The mother of four young children who were stabbed to death in a gated apartment complex in Tennessee is being held for questioning, but authorities have not charged her with a crime.
The deaths on Friday saddened and dismayed neighbors and county officials, as authorities tried to piece together what happened in the apartment located near a verdant golf course in a typically quiet neighborhood in suburban Memphis.
Deputies were called to the complex in unincorporated Shelby County shortly before 1 p.m. Friday. They took the mother into custody after finding the children’s bodies.
Officials have not released the ages of the children, but sheriff’s office spokesman Earle Farrell said deputies responding to the scene called them “babies.” Authorities were waiting to contact next of kin to release the names.
Shelby County Sheriff Bill Oldham did not specifically allege that the mother had stabbed the children.
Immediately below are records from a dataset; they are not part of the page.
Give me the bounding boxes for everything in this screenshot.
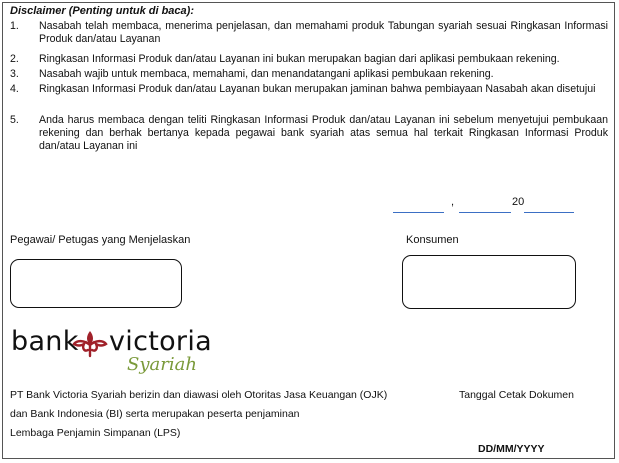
- disclaimer-item-1: [10, 20, 608, 46]
- logo-word-bank: bank: [11, 326, 79, 357]
- item-text: Nasabah wajib untuk membaca, memahami, dan menandatangani aplikasi pembukaan rekening.: [39, 68, 494, 80]
- disclaimer-item-2: [10, 53, 608, 66]
- customer-signature-box[interactable]: [402, 255, 576, 309]
- fleur-emblem-icon: [72, 328, 108, 358]
- date-year-prefix: 20: [512, 196, 525, 208]
- item-text: Nasabah telah membaca, menerima penjelasan, dan memahami produk Tabungan syariah sesuai Ringkasan Informasi Produk dan/atau Layanan: [39, 20, 608, 45]
- item-number: 2.: [10, 53, 19, 65]
- date-city-blank[interactable]: [393, 212, 444, 213]
- item-number: 4.: [10, 83, 19, 95]
- customer-label: Konsumen: [406, 234, 459, 246]
- item-text: Ringkasan Informasi Produk dan/atau Layanan ini bukan merupakan bagian dari aplikasi pembukaan rekening.: [39, 53, 560, 65]
- logo-word-syariah: Syariah: [127, 354, 197, 375]
- item-number: 1.: [10, 20, 19, 32]
- footer-line-3: Lembaga Penjamin Simpanan (LPS): [10, 427, 181, 439]
- logo-word-victoria: victoria: [109, 326, 212, 357]
- officer-signature-box[interactable]: [10, 259, 182, 308]
- item-text: Anda harus membaca dengan teliti Ringkasan Informasi Produk dan/atau Layanan ini sebelum menyetujui pembukaan rekening dan berhak bertanya kepada pegawai bank syariah atas semua hal terkait Ringkasan Informasi Produk dan/atau Layanan ini: [39, 114, 608, 152]
- date-day-month-blank[interactable]: [459, 212, 511, 213]
- disclaimer-item-4: [10, 83, 608, 96]
- footer-line-1: PT Bank Victoria Syariah berizin dan diawasi oleh Otoritas Jasa Keuangan (OJK): [10, 389, 388, 401]
- disclaimer-title: Disclaimer (Penting untuk di baca):: [10, 5, 194, 17]
- disclaimer-item-3: [10, 68, 608, 81]
- print-date-format: DD/MM/YYYY: [478, 443, 545, 455]
- print-date-label: Tanggal Cetak Dokumen: [459, 389, 574, 401]
- item-number: 5.: [10, 114, 19, 126]
- officer-label: Pegawai/ Petugas yang Menjelaskan: [10, 234, 191, 246]
- date-year-blank[interactable]: [524, 212, 574, 213]
- footer-line-2: dan Bank Indonesia (BI) serta merupakan peserta penjaminan: [10, 408, 300, 420]
- disclaimer-item-5: [10, 114, 608, 153]
- item-text: Ringkasan Informasi Produk dan/atau Layanan bukan merupakan jaminan bahwa pembiayaan Nasabah akan disetujui: [39, 83, 596, 95]
- bank-victoria-logo: [9, 326, 212, 376]
- item-number: 3.: [10, 68, 19, 80]
- date-comma: ,: [451, 196, 455, 208]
He said investigators did not know if she had mental health issues.
“This is an egregious act of evil that has shocked us to our core,” Oldham said. “I will never understand how anyone can do this.”
Oldham said the district attorney general’s special victims’ unit has been called in and Shelby County Mayor Mark Luttrell has promised all resources necessary for the investigation.
“One of the most difficult questions in any investigation is always, ‘Why did this happen?'” the sheriff said.
County Commissioner Mark Billingsley also said the county would work to help the family of the children recover.
“It’s just a very sad day,” he said. “It’s really beyond words, quite frankly.”
Neighbor Sean Ahearn said he didn’t know the family by name, but that he often saw the children, who all appeared to be under age 6, playing in the front yard. They liked to pet his dog when he was taking it for a walk, he said.
“From what I saw, they were very open and friendly kids,” he said. “You never imagine that this kind of thing could happen.”
The apartment where the stabbing occurred is in a gated community with a golf course called The Greens at Irene. On Friday afternoon, deputies were standing at the gate house questioning motorists as they drove into the neighborhood.
Resident Patricia Johnson spoke with reporters from her car. She said she wasn’t allowed to leave for two hours as deputies investigated the scene.
She has a child, and said she burst into tears when she heard about the killings.
“I can’t fathom that,” she said. “What would babies do to make you do that?”
Johnson said she would be praying for the family, including the mother.
“Something went wrong, drastically wrong,” Johnson said
The state Department of Children’s Service has offered its assistance to local law enforcement, but has no record of interaction with the slain children, said spokesman Rob Johnson.
“We’ve done an exhaustive search and we are not aware of any contact with this family,” he said.
The news triggered painful memories for Johnson and others in Memphis: In 2008, a man’s bloody rampage in the city left six dead, including two children, ages 2 and 4.
Jessie Dotson was convicted of shooting his brother during an argument at a house on Lester Street, then attacking everyone else in the house with a gun, boards and knives in an attempt to eliminate witnesses.
Three other children were stabbed but survived, including a 2-month-old girl and 9-year-old boy, who was found in a bathtub with a 4 ½-inch knife blade embedded in his skull. The survivors are known as the “miracles of Lester Street.” Dotson was convicted and sentenced to death in 2010.